Bei einer Standardschere, welche meist mit der rechten Hand bedient wird, bewegt sich beim Öffnen das dem Benutzer zugewandte Scherblatt nach unten und das entfernte Blatt nach oben. So hat man eine gute Sicht, an welcher Stelle geschnitten wird. Durch Verkanten der Finger in den Augen kann man den Andruck der Schneidkanten erhöhen bzw. bei einer nicht vorgespannten Schere überhaupt erst erzeugen. Wird so eine Schere mit der linken Hand bedient, verdeckt das obere Scherblatt die Schnittstelle und man muss über das Blatt hinwegschauen oder die Schere verdrehen. Der Andruck der Kanten kann nicht aktiv erhöht werden. Aus diesen beiden Gründen sind bei einer Linkshänderschere die Blätter andersherum montiert und geschliffen. Ein ergonomischer Griff ist nur eine Zusatzoption. Bemerkbar macht sich die Stellung der Scherblätter auch bei ausgeleierten Scheren und Bügelscheren, ob mit dem Daumen oder den anderen Fingern Druck beziehungsweise Zug ausgeübt werden muss, um die Schneideflächen aneinanderzudrücken.

Eine bewegliche Klinge

Amboss-Schere

Bei der Amboss-Schere trifft die Klinge mittig auf eine flache Fläche, die Schnittleistung (d. h. die benötigte Kraft) ist günstiger. Da diese Scheren eher wie ein Messer das Schnittgut trennen, entstehen Quetschkräfte, jedoch keine Scherkräfte. Diese Geräte sind daher im engeren Sinne keine Scheren. Die Vorteile werden besonders beim Obstbaumschnitt geschätzt, aber auch bei weichem Kunststoff. Von Nachteil sind die schnellere Abstumpfung und die hohe Empfindlichkeit der schlanken Schneide.
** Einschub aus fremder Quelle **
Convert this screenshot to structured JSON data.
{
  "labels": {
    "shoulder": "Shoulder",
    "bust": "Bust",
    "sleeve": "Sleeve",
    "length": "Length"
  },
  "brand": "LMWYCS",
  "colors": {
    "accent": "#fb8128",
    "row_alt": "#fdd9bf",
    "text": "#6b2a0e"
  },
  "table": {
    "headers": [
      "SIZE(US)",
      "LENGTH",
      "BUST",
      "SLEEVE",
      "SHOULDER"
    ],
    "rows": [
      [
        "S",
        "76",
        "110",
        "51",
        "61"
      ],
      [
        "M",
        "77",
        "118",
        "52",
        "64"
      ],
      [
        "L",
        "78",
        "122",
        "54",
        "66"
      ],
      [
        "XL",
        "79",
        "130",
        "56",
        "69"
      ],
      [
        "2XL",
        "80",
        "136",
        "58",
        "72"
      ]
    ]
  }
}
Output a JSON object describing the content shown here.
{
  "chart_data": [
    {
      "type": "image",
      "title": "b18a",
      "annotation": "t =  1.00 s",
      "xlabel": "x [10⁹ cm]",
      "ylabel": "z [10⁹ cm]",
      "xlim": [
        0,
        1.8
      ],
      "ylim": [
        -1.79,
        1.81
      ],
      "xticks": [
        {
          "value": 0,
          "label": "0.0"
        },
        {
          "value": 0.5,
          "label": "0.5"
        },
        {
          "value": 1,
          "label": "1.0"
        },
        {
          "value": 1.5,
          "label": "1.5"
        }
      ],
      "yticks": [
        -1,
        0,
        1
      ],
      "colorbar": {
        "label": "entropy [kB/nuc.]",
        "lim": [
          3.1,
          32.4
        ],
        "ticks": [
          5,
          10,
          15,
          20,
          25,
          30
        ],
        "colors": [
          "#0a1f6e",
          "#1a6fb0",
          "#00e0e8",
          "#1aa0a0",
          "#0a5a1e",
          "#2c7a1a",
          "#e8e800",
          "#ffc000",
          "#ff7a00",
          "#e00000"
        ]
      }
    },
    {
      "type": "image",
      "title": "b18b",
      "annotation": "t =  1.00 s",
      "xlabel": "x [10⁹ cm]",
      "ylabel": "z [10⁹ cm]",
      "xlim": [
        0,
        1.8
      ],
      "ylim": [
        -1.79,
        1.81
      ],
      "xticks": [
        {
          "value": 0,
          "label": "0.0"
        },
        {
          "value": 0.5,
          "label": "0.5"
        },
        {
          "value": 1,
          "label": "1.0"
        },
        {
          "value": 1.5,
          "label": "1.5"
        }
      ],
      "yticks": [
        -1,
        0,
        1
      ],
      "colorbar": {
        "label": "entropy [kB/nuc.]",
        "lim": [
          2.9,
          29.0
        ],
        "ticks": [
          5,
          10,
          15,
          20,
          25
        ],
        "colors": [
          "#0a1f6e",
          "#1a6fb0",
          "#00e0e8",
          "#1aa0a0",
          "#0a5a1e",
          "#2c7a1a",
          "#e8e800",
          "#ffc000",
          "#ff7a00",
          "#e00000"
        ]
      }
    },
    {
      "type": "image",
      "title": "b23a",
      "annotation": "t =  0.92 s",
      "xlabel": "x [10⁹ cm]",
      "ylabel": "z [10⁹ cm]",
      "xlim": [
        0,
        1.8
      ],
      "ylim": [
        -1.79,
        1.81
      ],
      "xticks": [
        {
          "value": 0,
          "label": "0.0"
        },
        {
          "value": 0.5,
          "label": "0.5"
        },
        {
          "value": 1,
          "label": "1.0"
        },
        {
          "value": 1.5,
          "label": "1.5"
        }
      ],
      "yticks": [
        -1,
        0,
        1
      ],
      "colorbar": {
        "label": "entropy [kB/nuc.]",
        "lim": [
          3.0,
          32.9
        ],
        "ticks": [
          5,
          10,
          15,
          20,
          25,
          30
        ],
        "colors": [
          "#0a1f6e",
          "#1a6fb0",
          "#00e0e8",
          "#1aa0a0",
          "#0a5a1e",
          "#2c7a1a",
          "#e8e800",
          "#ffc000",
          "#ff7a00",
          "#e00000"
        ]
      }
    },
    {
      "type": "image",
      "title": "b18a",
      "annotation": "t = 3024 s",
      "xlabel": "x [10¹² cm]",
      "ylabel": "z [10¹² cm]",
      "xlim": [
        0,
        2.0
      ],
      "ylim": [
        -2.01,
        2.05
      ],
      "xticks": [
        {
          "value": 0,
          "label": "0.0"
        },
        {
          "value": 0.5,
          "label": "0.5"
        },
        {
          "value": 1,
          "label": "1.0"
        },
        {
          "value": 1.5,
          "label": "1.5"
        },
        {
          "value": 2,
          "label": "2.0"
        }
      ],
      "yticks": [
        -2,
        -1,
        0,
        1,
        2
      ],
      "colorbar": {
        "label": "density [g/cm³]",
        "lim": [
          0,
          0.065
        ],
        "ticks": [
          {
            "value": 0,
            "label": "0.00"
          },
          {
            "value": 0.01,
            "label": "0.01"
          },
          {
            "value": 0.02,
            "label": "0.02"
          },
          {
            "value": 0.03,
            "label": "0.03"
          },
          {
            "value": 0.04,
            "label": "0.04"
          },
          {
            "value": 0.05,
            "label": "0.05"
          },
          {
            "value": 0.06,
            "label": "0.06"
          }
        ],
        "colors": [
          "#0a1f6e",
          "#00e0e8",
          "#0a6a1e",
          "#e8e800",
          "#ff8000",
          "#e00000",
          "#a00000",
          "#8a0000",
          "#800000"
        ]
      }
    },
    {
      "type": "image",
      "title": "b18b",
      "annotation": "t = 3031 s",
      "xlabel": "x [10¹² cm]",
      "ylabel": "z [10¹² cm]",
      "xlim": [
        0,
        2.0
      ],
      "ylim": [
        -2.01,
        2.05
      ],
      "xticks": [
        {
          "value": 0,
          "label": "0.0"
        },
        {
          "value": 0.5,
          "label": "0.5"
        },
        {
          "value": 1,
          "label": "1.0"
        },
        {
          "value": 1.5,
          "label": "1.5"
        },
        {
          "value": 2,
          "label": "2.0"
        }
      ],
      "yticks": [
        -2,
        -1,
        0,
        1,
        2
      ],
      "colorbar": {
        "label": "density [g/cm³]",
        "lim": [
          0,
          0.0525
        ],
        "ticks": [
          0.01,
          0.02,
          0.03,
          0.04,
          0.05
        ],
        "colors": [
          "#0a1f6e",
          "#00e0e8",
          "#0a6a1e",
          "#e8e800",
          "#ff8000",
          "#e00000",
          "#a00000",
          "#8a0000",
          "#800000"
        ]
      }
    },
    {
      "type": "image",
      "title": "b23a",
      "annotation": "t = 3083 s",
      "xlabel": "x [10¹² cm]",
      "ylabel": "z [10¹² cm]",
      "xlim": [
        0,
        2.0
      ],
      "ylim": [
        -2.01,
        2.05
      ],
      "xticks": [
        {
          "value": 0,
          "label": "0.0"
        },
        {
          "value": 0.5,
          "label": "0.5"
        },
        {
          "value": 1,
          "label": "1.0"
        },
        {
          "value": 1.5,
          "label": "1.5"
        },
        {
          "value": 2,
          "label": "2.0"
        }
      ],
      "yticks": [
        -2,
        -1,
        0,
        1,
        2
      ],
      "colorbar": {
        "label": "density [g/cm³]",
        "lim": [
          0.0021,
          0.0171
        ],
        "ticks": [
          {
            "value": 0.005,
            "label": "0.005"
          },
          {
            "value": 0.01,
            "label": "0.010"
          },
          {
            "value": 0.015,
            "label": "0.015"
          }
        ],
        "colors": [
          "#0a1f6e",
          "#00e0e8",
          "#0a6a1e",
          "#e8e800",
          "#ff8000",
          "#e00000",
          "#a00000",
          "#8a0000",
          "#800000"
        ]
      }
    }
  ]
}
Tafelschere und ähnliche Geräte

Handhebelscheren und große, von Elektromotoren oder hydraulisch angetriebene Schlagscheren (auch Tafelscheren genannt), wie sie z. B. beim Blechzuschnitt zum Einsatz kommen, besitzen eine bewegliche Klinge (Scherenmesser), die leicht schräg an einem feststehenden Gegenmesser vorbeigleitet.

Rollenschere

Rollenscheren besitzen eine kreisscheibenförmige, auf einem Schlitten bewegte Klinge, die gegen eine gerade, feststehende Schneidkante arbeitet. Sie werden zum Papier-, Blech- und Folienzuschnitt eingesetzt. Es gibt kleine, handbetriebene Geräte für Folien und Papier sowie solche mit Motorantrieb. Letztere werden auch bei Druckern eingesetzt, die von der Rolle arbeiten.

Funktionsweise

Das Schneiden mit Scheren funktioniert durch den Druck der beiden Scherenklingen auf das zu schneidende Material, das sogenannte Scherschneiden (eine Unterart der Trenntechnik). Je nachdem, wie scharf die Klingen sind, wie stabil das Scharnier und wie dickwandig das Material ist, ist der Grat der Schnittkante (ausgefranst bis glatt), vgl. Scherkraft.

Geschichte

Wo und wann die Schere zuerst erfunden wurde, ist bis heute umstritten. Ausgangspunkt für die Entwicklung der Schere war vermutlich der Gebrauch paariger Messer. Dabei handelt es sich um zwei separate Klingen. Während eine Hand die unten liegende Klinge stützt, führt die andere mit der oben liegenden Klinge die Scherbewegung aus. Funde solcher paarigen Messer auf rheinisch-römischem Gebiet sind aus dem 2. bis 3. Jahrhundert n. Chr. belegt, reichen aber vermutlich viel weiter zurück.

Endgelenkschere

Eine Weiterentwicklung stellte die Endgelenkschere dar. Dabei handelt es sich um zwei Klingen, die am Ende mittels eines Bolzens ein Scharnier bildeten. In der Praxis sind sie eher umständlich zu bedienen, da die Klingen zum Schneiden aufeinander gedrückt und anschließend manuell auseinandergezogen werden müssen.

Bügelschere

Gegenüber der Endgelenkschere stellen Bügelscheren eine deutliche Verbesserung dar, da sie mit einer Hand bedient werden können und sich aufgrund der Materialspannung von selbst öffnen.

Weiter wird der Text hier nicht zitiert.